I am trying to find a way to calculate $a! \bmod b$ where $0<a<b$ for arbitrarily large $a$. Is there an efficient way to do this without calculating $a!$ explicitly?

Answer 1

n! becomes large already for small values of n so storage quickly becomes an issue if we were to calculate and store the whole number before doing modulus. The idea by Mose Wintner in the comments avoids having to store the whole number which is really nice, although we can also do it pairwise and in any order, say for instance $$(1 \cdot 2) (3 \cdot 4) (5 \cdot 6) (7 \cdot 8) (\text{mod 11})$$ Which is equal to $$(1 \cdot 2 (\text{mod 11})) (3 \cdot 4 (\text{mod 11})) (5 \cdot 6 (\text{mod 11})) (7 \cdot 8 (\text{mod 11}))$$

This way if $n$ is large and we have a many core computer we can do each multiply-modulus independently and then recurse on the previous products, halving the numbers of factors in each step.

---

Implementing Mose Wintner's idea in the C language with 4 pthreads on my 2 core computer for $$100000001 ! = 68124726 (\text{mod } 179425133)$$ takes about 2 seconds, but that is while I am doing a bunch of other batch jobs at the same time. I don't have any symbolic or big int precision software to compare against, but it should be within the 64 bit "long" margin ( I think ). I checked it for some smaller numbers and it gave me the same results as octave but I needed to increase the size to be able to measure the speed as it was too fast to measure speed reliably for the smaller numbers.

Answer 2

There are certain cases you can evaluate easily however for most cases you would need to evaluate it recursively. Apply the mod after each recursive step will help with the storage of the value.

Special cases:

The answer will be zero if there are sufficient terms to cover the prime factorization of $b$. E.g. If $b=72$ you need three factors of 2 and two factors of 3.

If $b$ is prime and $a=b-1$ then the answer is $a-1$.
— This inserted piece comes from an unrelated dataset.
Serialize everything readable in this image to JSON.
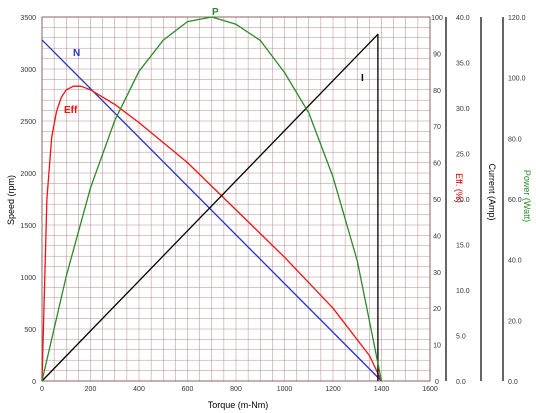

If $b$ is prime and $a=b-2$ then the answer is 1.

Answer 3

With "arbitrarily large" I assume a >> $10^{12}$ or something like that? Which means that b is large as well?
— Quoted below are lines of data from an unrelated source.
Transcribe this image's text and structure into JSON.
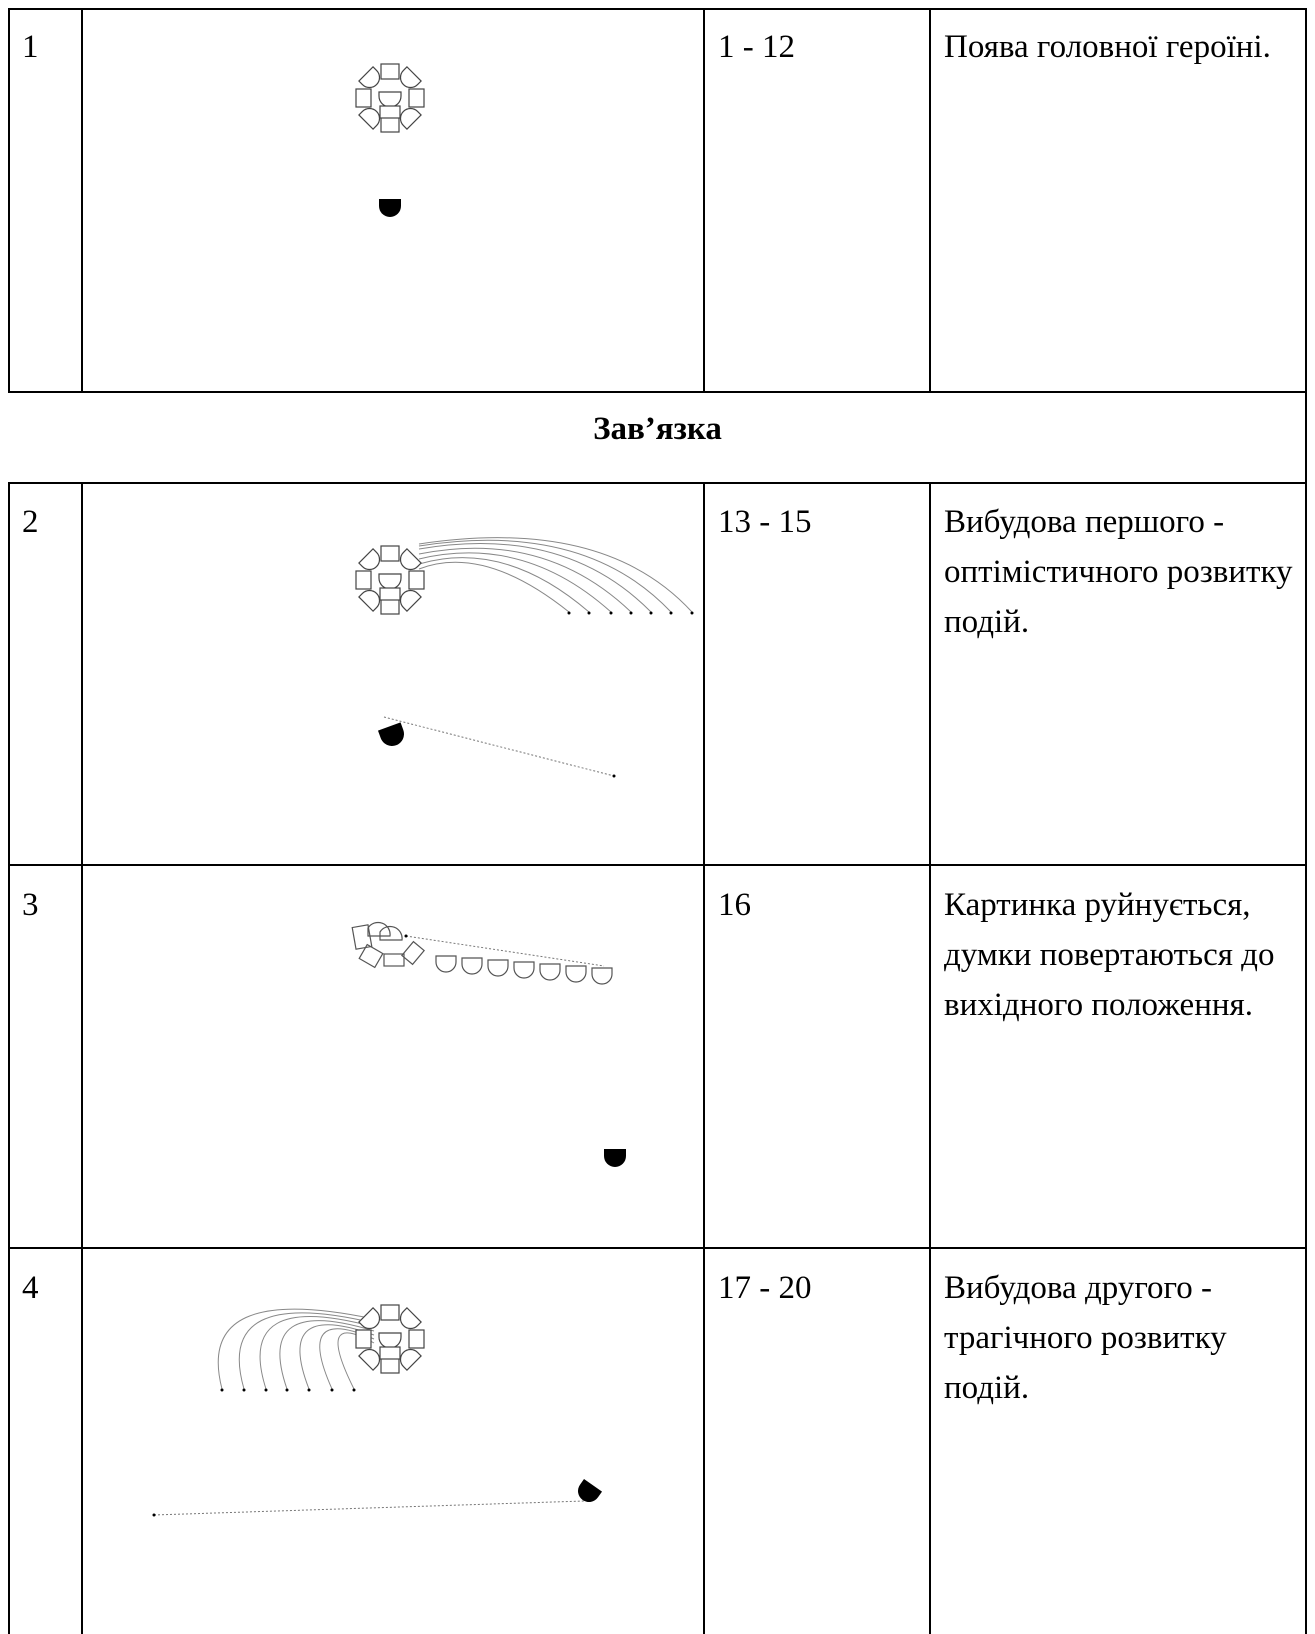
{
  "rows": [
    {
      "number": "1",
      "frames": "1 - 12",
      "description": "Поява головної героїні."
    },
    {
      "number": "2",
      "frames": "13 - 15",
      "description": "Вибудова першого - оптімістичного розвитку подій."
    },
    {
      "number": "3",
      "frames": "16",
      "description": "Картинка руйнується, думки повертаються до вихідного положення."
    },
    {
      "number": "4",
      "frames": "17 - 20",
      "description": "Вибудова другого - трагічного розвитку подій."
    }
  ],
  "section_heading": "Зав’язка",
  "icons": {
    "flower": "flower-cluster-icon",
    "figure": "half-circle-figure-icon"
  }
}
I would start by factoring b; if b has a factor $p^k$ with p ≤ a then we may be able to prove that a! = 0 (modulo $p^k$). Even if that is not the case, calculating a! modulo x on a current computer will be a lot faster if x < $2^{64}$. Various results can then be combined.

We now assume that we want a! (modulo b) where a < b and b cannot be reasonably factored. We can obviously calculate a product of a huge number of integers (modulo b) by performing every single multiplication modulo b. If $a^2$ < b then we can multiply numbers in pairs.
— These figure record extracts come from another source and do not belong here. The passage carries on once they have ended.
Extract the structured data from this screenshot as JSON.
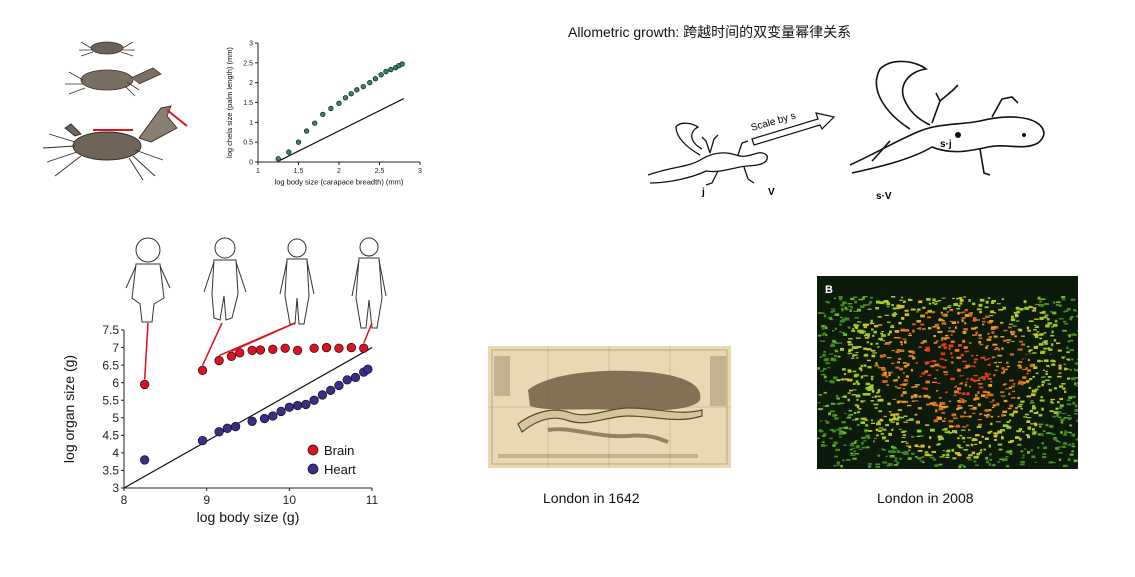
{
  "slide": {
    "title": "Allometric growth: 跨越时间的双变量幂律关系"
  },
  "crab_illustration": {
    "icon": "fiddler-crab-growth-stages-icon"
  },
  "lizard_diagram": {
    "icon": "lizard-scaling-icon",
    "arrow_label": "Scale by s",
    "small_length_label": "j",
    "small_volume_label": "V",
    "large_length_label": "s·j",
    "large_volume_label": "s·V"
  },
  "human_figures": {
    "icon": "human-growth-stages-icon"
  },
  "london_1642": {
    "caption": "London in 1642",
    "icon": "historic-map-icon"
  },
  "london_2008": {
    "caption": "London in 2008",
    "icon": "road-density-map-icon",
    "panel_letter": "B"
  },
  "chart_data": [
    {
      "type": "scatter",
      "xlabel": "log body size (carapace breadth) (mm)",
      "ylabel": "log chela size (palm length) (mm)",
      "xlim": [
        1,
        3
      ],
      "ylim": [
        0,
        3
      ],
      "x_ticks": [
        "1",
        "1.5",
        "2",
        "2.5",
        "3"
      ],
      "y_ticks": [
        "0",
        "0.5",
        "1",
        "1.5",
        "2",
        "2.5",
        "3"
      ],
      "series": [
        {
          "color": "#2e8b6a",
          "x": [
            1.25,
            1.38,
            1.5,
            1.6,
            1.7,
            1.8,
            1.9,
            2.0,
            2.08,
            2.15,
            2.22,
            2.3,
            2.38,
            2.45,
            2.52,
            2.58,
            2.64,
            2.7,
            2.74,
            2.78
          ],
          "y": [
            0.08,
            0.25,
            0.5,
            0.78,
            0.98,
            1.2,
            1.35,
            1.48,
            1.62,
            1.72,
            1.82,
            1.9,
            2.0,
            2.1,
            2.2,
            2.28,
            2.33,
            2.38,
            2.43,
            2.47
          ]
        }
      ],
      "reference_line": {
        "x": [
          1.25,
          2.8
        ],
        "y": [
          0.02,
          1.6
        ]
      }
    },
    {
      "type": "scatter",
      "xlabel": "log body size (g)",
      "ylabel": "log organ size (g)",
      "xlim": [
        8,
        11
      ],
      "ylim": [
        3,
        7.5
      ],
      "x_ticks": [
        "8",
        "9",
        "10",
        "11"
      ],
      "y_ticks": [
        "3",
        "3.5",
        "4",
        "4.5",
        "5",
        "5.5",
        "6",
        "6.5",
        "7",
        "7.5"
      ],
      "legend_position": "bottom-right",
      "series": [
        {
          "name": "Brain",
          "color": "#e01020",
          "x": [
            8.25,
            8.95,
            9.15,
            9.3,
            9.4,
            9.55,
            9.65,
            9.8,
            9.95,
            10.1,
            10.3,
            10.45,
            10.6,
            10.75,
            10.9
          ],
          "y": [
            5.95,
            6.35,
            6.63,
            6.75,
            6.85,
            6.92,
            6.93,
            6.95,
            6.98,
            6.92,
            6.98,
            7.0,
            6.98,
            7.0,
            6.98
          ]
        },
        {
          "name": "Heart",
          "color": "#3a2d8a",
          "x": [
            8.25,
            8.95,
            9.15,
            9.25,
            9.35,
            9.55,
            9.7,
            9.8,
            9.9,
            10.0,
            10.1,
            10.2,
            10.3,
            10.4,
            10.5,
            10.6,
            10.7,
            10.8,
            10.9,
            10.95
          ],
          "y": [
            3.8,
            4.35,
            4.6,
            4.7,
            4.75,
            4.9,
            4.98,
            5.05,
            5.18,
            5.3,
            5.35,
            5.38,
            5.5,
            5.65,
            5.78,
            5.92,
            6.08,
            6.15,
            6.3,
            6.38
          ]
        }
      ],
      "reference_line": {
        "x": [
          8,
          11
        ],
        "y": [
          3,
          7
        ]
      }
    }
  ]
}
When a is large, we would try to distribute the calculation over multiple processors, which is quite trivial. We would also perform multiple multiplications (modulo b) in parallel to use each processor's ability to perform multiple operations in parallel.

To calculate (ax) modulo b, we would need to calculate ax, divide by b, round down to an integer, and subtract that integer times b from the product. It will be faster to calculate 1/b once, and it may be faster not to round (ax / b) down, but to round (ax * (1/b)) to a nearby integer. We don't actually need (ax) modulo b, it is good enough if we have a small number z with z modulo b = (ax) modulo b.